Research Article
An Exploratory Study on the Determinants of Exclusive Dealing (ED) and Non-Exclusive Dealing (NED)
Published: January 2007 · Vol. 36 No. 7 · pp. 1843-1864
Full Text
Abstract
One of the structural characteristics of distribution in Korea is that most specialty goods are distributed through exclusive dealing (ED) arrangements. Research to date has shown that this system has a profound impact on the competitive landscape of industries and the economic behavior of economic agents (producers, sellers, and consumers), and that the interests or welfare of each economic agent change considerably. The purpose of this study is to review the economic effects of exclusive dealing that have been studied in the fields of marketing and industrial organization—particularly the effects on industry structure, producer profits, retail prices, consumer welfare, and social welfare—and to empirically test the determinants of ED distribution structures. The findings of ED research to date can be summarized as follows. The anti-competitive or pro-competitive mechanisms through which ED affects industry structure have been explained in highly diverse ways, and most studies agree that manufacturers benefit from ED. Furthermore, ED increases retail prices and reduces consumer welfare.

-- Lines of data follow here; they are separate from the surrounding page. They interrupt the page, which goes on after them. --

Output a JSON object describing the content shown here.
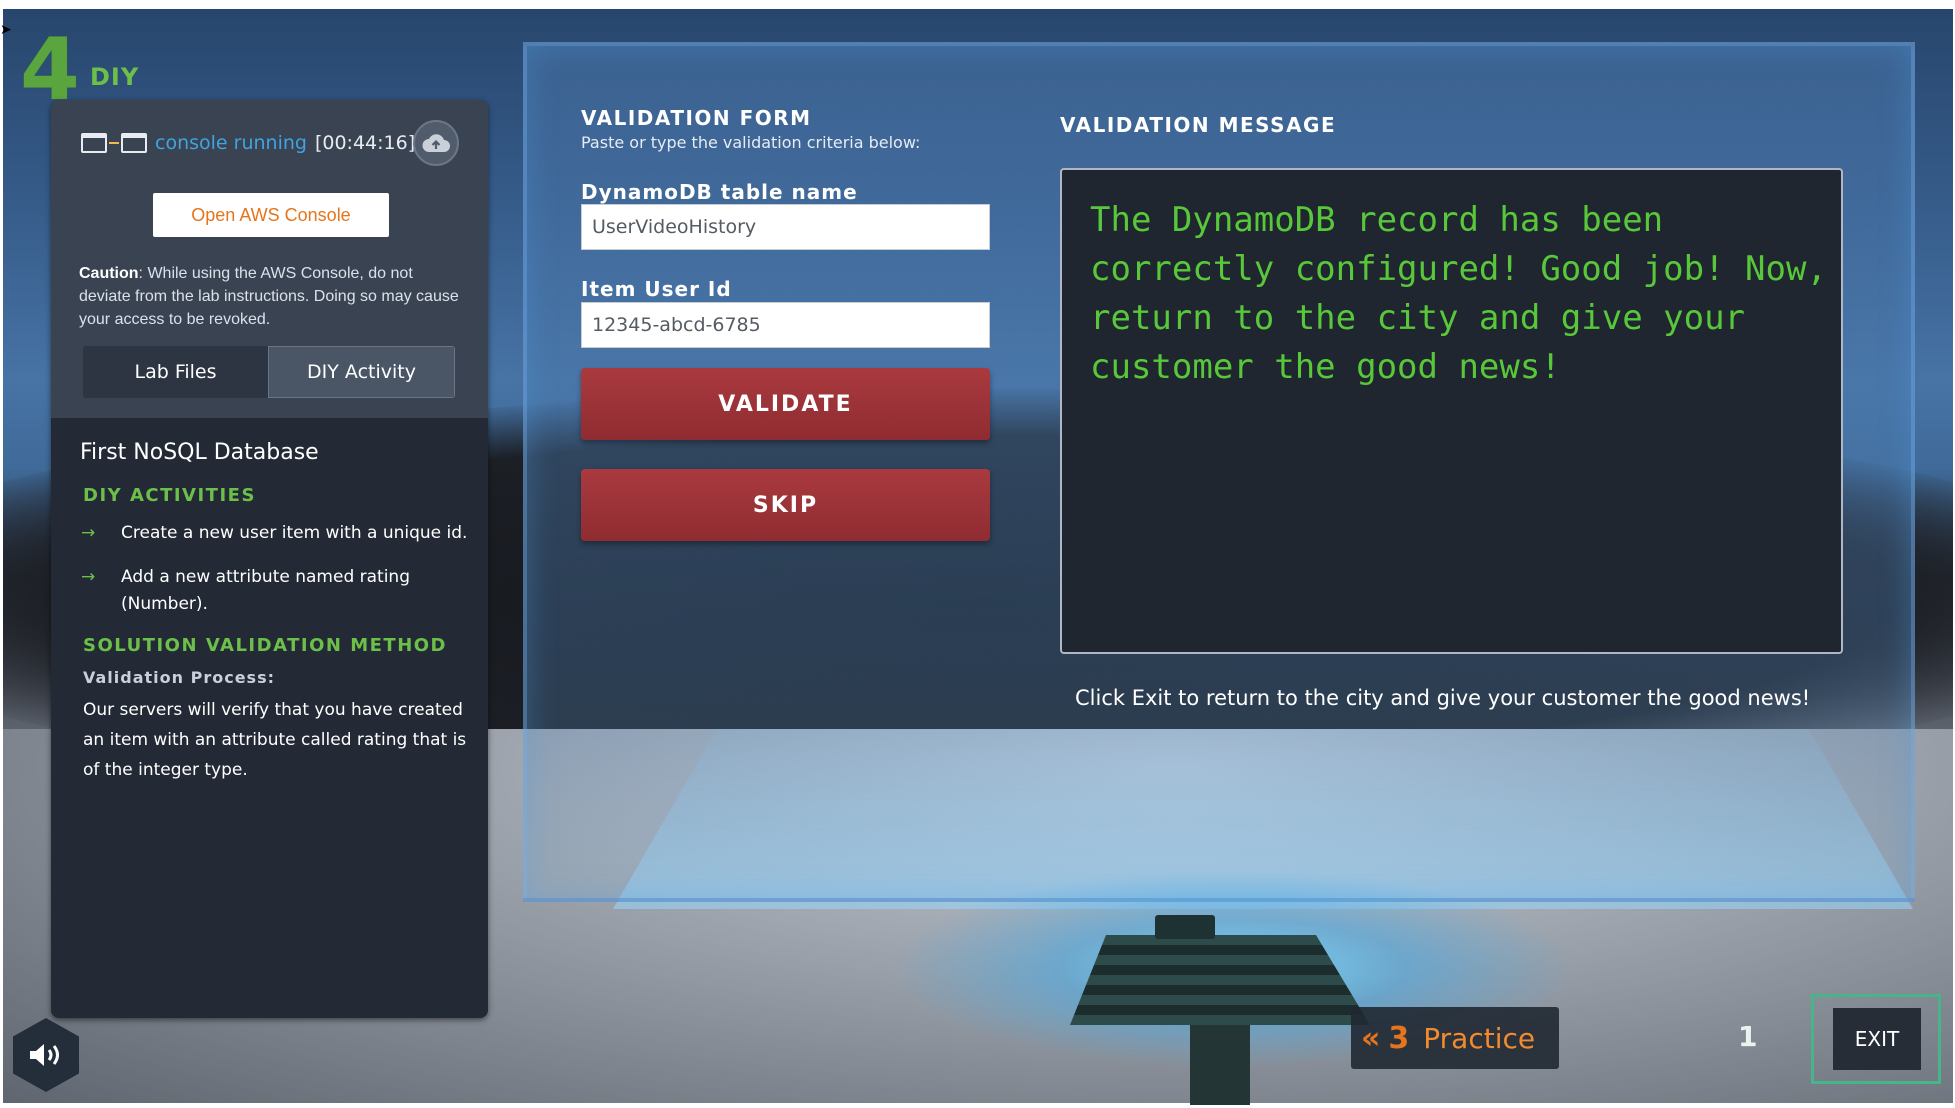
{
  "logo": {
    "number": "4",
    "label": "DIY"
  },
  "console": {
    "status": "console running",
    "timer": "[00:44:16]",
    "open_button": "Open AWS Console",
    "caution_label": "Caution",
    "caution_text": ": While using the AWS Console, do not deviate from the lab instructions. Doing so may cause your access to be revoked."
  },
  "tabs": {
    "lab_files": "Lab Files",
    "diy_activity": "DIY Activity"
  },
  "sidebar": {
    "title": "First NoSQL Database",
    "section_activities": "DIY ACTIVITIES",
    "activities": [
      "Create a new user item with a unique id.",
      "Add a new attribute named rating (Number)."
    ],
    "section_validation": "SOLUTION VALIDATION METHOD",
    "validation_process_label": "Validation Process:",
    "validation_process_text": "Our servers will verify that you have created an item with an attribute called rating that is of the integer type."
  },
  "form": {
    "title": "VALIDATION FORM",
    "subtitle": "Paste or type the validation criteria below:",
    "table_label": "DynamoDB table name",
    "table_value": "UserVideoHistory",
    "item_label": "Item User Id",
    "item_value": "12345-abcd-6785",
    "validate_label": "VALIDATE",
    "skip_label": "SKIP"
  },
  "message": {
    "title": "VALIDATION MESSAGE",
    "body": "The DynamoDB record has been correctly configured! Good job! Now, return to the city and give your customer the good news!",
    "footer": "Click Exit to return to the city and give your customer the good news!"
  },
  "bottom": {
    "practice_number": "3",
    "practice_label": "Practice",
    "badge": "1",
    "exit_label": "EXIT"
  },
  "icons": {
    "console": "window-link-icon",
    "cloud": "cloud-upload-icon",
    "arrow": "arrow-right-icon",
    "sound": "speaker-icon",
    "back": "double-chevron-left-icon"
  },
  "colors": {
    "accent_green": "#6cc04a",
    "message_green": "#58c83a",
    "aws_orange": "#e5751d",
    "button_red": "#a93a3f",
    "exit_frame": "#46b58a"
  }
}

Regarding the impact of ED on social welfare—a concept encompassing producer surplus, retailer surplus, and consumer welfare—there are both positive and negative aspects; however, considering the Korean context, non-exclusive dealing (NED) is generally judged to enhance social welfare. The empirical analysis of ED determinants revealed that uncertainty of distribution cost information and brand loyalty were not significant determinants of distribution structure, while variance in distribution costs, degree of product differentiation, and product involvement were found to be significant.